Aydin Coban is facing five charges, including extortion, possession of child pornography, child luring and criminal harassment. The 43-year-old was arrested in 2014 and extradited to Canada in 2020.
Todd became known around the world in 2012 after posting an online video of herself silently holding up flashcards describing a series of cyberbullying and threatening incidents, shortly before she died by suicide.
Via video link and through an interpreter, Insp. Wybren van der Meer testified he was called to a “holiday park” — a subdivision of rental cabins — in Oisterwijk, Netherlands on Jan. 15, 2014. The call was part of an investigation into Coban, who had recently been arrested in the area, the court heard.
Van der Meer told the court he examined a router at one of the holiday homes that had an IP address police were interested in.
The examination, he testified, revealed the router had connected to a device named ‘Admins PC,’ along with the machine’s unique internal IP address and manufacturer-assigned MAC address.
During cross-examination, defence sought to raise doubt about the possibility Coban could have connected to the wifi network van der Meer investigated from the cabin he was staying in when he was arrested.
Defence argued that Coban had been arrested in a cabin in a park called De Rosep, while the router van der Meer had investigated was in a cabin in the adjacent Valkenbosch park.
Defence showed a photo of a brick holiday home with large trees around it, which van der Meer acknowledged could interfere with wifi connectivity. He also testified distance could affect wifi connection.
Van der Meer testified he wasn’t present when Coban was arrested, and could not confirm which holiday parks were involved, how far apart the bungalows were, or whether the cabin he visited was made of brick. He added that he did not know if the cabin Coban was arrested in had wifi or not.
Defence also raised questions about the router logs van der Meer recorded, noting there were two different devices with the name “Admins PC” recorded with different IP and MAC addresses. One of those devices was not explicitly recorded as having been connected by wifi, and van der Meer confirmed it was possible it could have been connected by a hard-wired internet cable.
The Crown alleges Coban used a network of 22 fake social media accounts to harass Todd and leverage explicit images of her to blackmail her into performing pornographic shows on webcam for him.
It alleges Coban also used those accounts to send explicit video of her to friends, family and her school community.
The case hinges on the question of identity, with Crown seeking to prove Coban was the person behind those accounts. Prosecutors have said they will make the case through technical analysis as well as the content and timing of the messages.
The defence alleges there is no link between Coban and the online extortionist, and that Todd likely shared her social media passwords with others.
Earlier in the day, van der Meer walked the jury through the technical process by which wireless routers connect with and identify user devices and the internet.
He explained how internet service providers assign unique external IP addresses to individual routers, and how routers communicate with unique internal IP and MAC addresses assigned to internet-enabled devices.
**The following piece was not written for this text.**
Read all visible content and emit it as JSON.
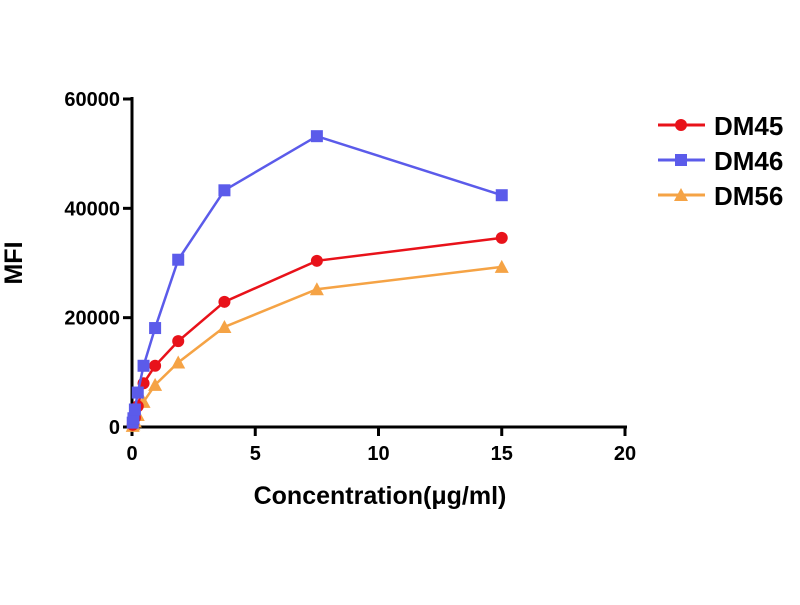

In its opening statements Monday, the Crown said it will call several Dutch witnesses, including police who searched the holiday bungalow where Coban lived when he was arrested in 2014, and technology experts who examined computers and hard drives seized at the time.
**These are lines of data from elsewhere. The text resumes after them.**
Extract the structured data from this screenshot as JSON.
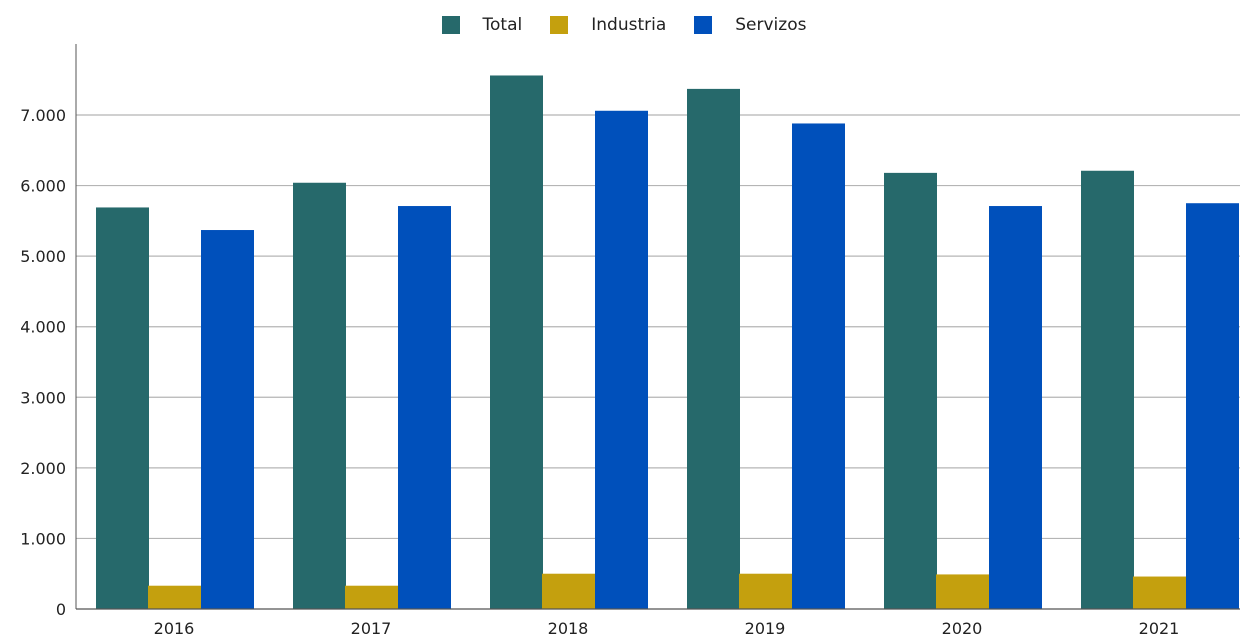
{
  "chart_data": {
    "type": "bar",
    "categories": [
      "2016",
      "2017",
      "2018",
      "2019",
      "2020",
      "2021"
    ],
    "series": [
      {
        "name": "Total",
        "color": "#26696b",
        "values": [
          5690,
          6040,
          7560,
          7370,
          6180,
          6210
        ]
      },
      {
        "name": "Industria",
        "color": "#c4a00e",
        "values": [
          330,
          330,
          500,
          500,
          490,
          460
        ]
      },
      {
        "name": "Servizos",
        "color": "#0050bb",
        "values": [
          5370,
          5710,
          7060,
          6880,
          5710,
          5750
        ]
      }
    ],
    "yticks": [
      "0",
      "1.000",
      "2.000",
      "3.000",
      "4.000",
      "5.000",
      "6.000",
      "7.000"
    ],
    "ylim": [
      0,
      7800
    ],
    "grid": true,
    "legend_position": "top-center",
    "title": "",
    "xlabel": "",
    "ylabel": ""
  }
}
Throughout Thursday’s testimony Coban sat quietly in the prisoners box, occasionally taking notes and, at one point, appearing to wave at someone in the gallery.
Earlier this week, court heard testimony from Todd’s mother, Carol, and father Norm, who described their daughter’s torment as she received threatening messages from an unknown stalker between 2009 and 2012.
Todd changed schools several times amid real-world bullying linked to the online messages and suffered declining mental health, they said.
The court also heard how invested she was in social media, and how she resisted withdrawing from it despite recommendations from the police after her family reported the threatening messages.